Questions à… Thomas Le Vert, avocat associé, White & Case

Quelles sont les particularités de votre équipe dédiée aux dossiers de financement et d’IPO ?

Dans le cadre des refinancements concomitants à une IPO, notre équipe réunit les compétences de notre pratique marchés de capitaux (6 associés à Paris) et bancaire (3 associés à Paris). Nous couvrons ainsi pour les émetteurs comme pour les banques, la totalité du panel de financements : crédits bancaires, émissions obligataires (notamment High Yield et hybrides) et IPO. Nous sommes l’un des rares cabinets de la Place à disposer de ces trois expertises complémentaires avec un positionnement de premier rang pour chacune, relevé par l’ensemble des classements professionnels.

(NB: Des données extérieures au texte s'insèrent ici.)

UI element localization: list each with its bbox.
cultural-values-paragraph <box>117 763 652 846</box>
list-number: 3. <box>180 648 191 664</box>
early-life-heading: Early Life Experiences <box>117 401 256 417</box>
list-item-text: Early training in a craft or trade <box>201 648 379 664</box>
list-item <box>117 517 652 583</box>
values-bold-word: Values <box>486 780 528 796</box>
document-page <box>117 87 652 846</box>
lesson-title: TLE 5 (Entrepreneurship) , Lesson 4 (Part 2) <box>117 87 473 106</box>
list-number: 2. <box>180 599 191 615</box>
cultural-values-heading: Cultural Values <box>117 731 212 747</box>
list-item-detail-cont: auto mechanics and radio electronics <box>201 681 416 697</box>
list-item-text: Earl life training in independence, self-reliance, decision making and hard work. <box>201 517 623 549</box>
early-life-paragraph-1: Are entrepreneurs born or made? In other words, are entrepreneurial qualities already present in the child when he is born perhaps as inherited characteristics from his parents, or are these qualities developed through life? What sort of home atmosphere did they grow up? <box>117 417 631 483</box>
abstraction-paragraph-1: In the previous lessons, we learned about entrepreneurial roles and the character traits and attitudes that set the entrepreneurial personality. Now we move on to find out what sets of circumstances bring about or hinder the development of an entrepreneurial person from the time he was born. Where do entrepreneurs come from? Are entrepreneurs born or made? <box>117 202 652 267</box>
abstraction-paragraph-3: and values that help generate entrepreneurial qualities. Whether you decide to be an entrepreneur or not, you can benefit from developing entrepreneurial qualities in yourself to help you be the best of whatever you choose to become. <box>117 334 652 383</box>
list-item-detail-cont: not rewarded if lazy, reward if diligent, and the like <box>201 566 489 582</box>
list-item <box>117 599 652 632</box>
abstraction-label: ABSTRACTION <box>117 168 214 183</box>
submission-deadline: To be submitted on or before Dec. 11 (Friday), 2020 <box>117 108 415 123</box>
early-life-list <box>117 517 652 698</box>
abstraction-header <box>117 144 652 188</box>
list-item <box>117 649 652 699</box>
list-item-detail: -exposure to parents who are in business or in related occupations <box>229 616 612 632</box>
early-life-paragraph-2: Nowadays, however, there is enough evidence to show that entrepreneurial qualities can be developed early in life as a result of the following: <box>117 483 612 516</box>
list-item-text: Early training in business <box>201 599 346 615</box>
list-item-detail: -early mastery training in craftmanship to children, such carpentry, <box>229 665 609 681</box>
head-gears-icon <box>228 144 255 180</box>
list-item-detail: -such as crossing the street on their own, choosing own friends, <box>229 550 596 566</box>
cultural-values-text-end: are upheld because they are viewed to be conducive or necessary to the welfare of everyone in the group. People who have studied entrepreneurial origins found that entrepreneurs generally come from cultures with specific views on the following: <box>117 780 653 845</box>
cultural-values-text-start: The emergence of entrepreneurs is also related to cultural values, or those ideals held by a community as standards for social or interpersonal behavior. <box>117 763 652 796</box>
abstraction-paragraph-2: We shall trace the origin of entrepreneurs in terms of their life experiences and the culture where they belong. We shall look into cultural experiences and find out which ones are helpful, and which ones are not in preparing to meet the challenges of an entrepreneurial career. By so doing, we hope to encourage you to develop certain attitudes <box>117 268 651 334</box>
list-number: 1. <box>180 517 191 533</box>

Comment accompagnez-vous vos clients ?

Nous nous sommes structurés de manière à pouvoir mobiliser rapidement notre équipe sur des opérations complexes et innovantes, en couvrant, de Paris, tant le droit français que le droit américain et le droit anglais. Avec 25 avocats, dont six associés, l’équipe est la plus importante uniquement dédiée aux marchés de capitaux à Paris. Nous sommes à cet égard intervenus sur la quasi-totalité des opérations qui ont animé le marché des IPO ces derniers mois à Paris : Europcar, Spie, Numericable, Coface, Worldline, Elis ou encore Elior... et nous travaillons actuellement sur certaines des principales opérations prévues pour les prochaines semaines dont l’IPO annoncée de Showroomprivé.